The MSU Broad Art Museum connects people with art through experiences that inspire curiosity and inquiry. With a focus on the art of our time—in dialogue with the historical—the museum encourages engagement with timely issues of local relevance and global significance. Through a program that features local, national, and international artists, a permanent collection of over 10,000 works, and dynamic public programming, the MSU Broad Art Museum advances the values of quality, inclusion, and connectivity that are paramount to Michigan State University.
The MSU Broad Art Museum is committed to amplifying perspectives and stories by underrepresented and oppressed communities through the arts, and creating an inclusive environment for meaningful dialogue about equity and social justice. The MSU Broad Art Museum employs actively anti-racist approaches to exhibitions and programming by making evident systems of privilege, power, and oppression that are pervasive and self-perpetuating with the objective of working towards restorative solutions.
Opened in 2012, the 46,000-square-foot museum was designed by Pritzker Prize-winning architect Zaha Hadid and named in honor of Eli and Edythe Broad, longtime supporters of the university and advocates for the arts who provided the lead gift of $28 million.
Alan Ross, Chair
Bill Trevarthen, Vice Chair
Dr. Carol Beals
Dr. Deborah Johnson, Ex-officio
Dr. Judith Stoddart, Ex-officio
In 1931 MSU’s Art Department was created, but it was not until 1959 that that the Kresge Art Gallery—later Museum—opened. The Kresge Art Center, which is still the home of the Department of Art, Art History & Design and the majority of the MSU Broad Art Museum’s collection storage, sits on the north bank of the Red Cedar, just east of Farm Lane. From the beginning the Kresge brought together the university community and the arts community of Greater Lansing. However, while the museum contained some gallery space, it was regarded as inadequately small for the size of the collection, even as new galleries were added in later years.

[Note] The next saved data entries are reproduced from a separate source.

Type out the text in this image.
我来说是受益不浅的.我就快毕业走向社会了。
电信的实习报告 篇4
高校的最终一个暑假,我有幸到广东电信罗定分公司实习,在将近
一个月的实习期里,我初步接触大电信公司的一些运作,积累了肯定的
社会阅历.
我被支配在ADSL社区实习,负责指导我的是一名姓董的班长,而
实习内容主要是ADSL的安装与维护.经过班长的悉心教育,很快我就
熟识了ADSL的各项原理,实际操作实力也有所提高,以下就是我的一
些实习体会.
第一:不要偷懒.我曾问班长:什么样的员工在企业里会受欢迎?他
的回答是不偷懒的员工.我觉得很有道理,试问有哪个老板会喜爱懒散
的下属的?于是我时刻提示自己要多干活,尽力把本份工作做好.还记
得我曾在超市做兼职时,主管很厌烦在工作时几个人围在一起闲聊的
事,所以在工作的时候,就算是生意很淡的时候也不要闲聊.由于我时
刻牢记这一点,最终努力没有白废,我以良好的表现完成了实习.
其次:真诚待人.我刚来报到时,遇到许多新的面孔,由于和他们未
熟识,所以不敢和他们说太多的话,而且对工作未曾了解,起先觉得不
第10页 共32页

In 1999, an independent community committee spearheaded by David and Ruth Greenbaum began discussing the need for a new facility in response to this lack of exhibition space. They worked closely with the Friends of Kresge board of trustees and museum director Dr. Susan Bandes with the goal of raising the profile of the cause for a Better Art Museum.
BAM, as the group came to be known, was not only successful in illustrating their case to the MSU administration, but also in raising regional awareness, identifying potential donors, and raising money. This grassroots effort created the foundation and paved the way for what is now the Eli and Edythe Broad Art Museum at Michigan State University.
Former MSU President Lou Anna K. Simon then invited MSU alumnus Eli Broad and his wife Edythe, prominent philanthropists and prolific art collectors, to see if they were interested in this project. The Broads proposed building a brand new, freestanding art museum on the university campus. Ultimately the site of the MSU Broad Art Museum was chosen: Between Grand River Avenue and East Circle Drive, near Farm Lane, a space visible to both the campus and the community.
The MSU Broad Art Museum is proud to acknowledge its history and lasting connection with the many people who ensured that an art museum was a vital part of the MSU and Greater Lansing community.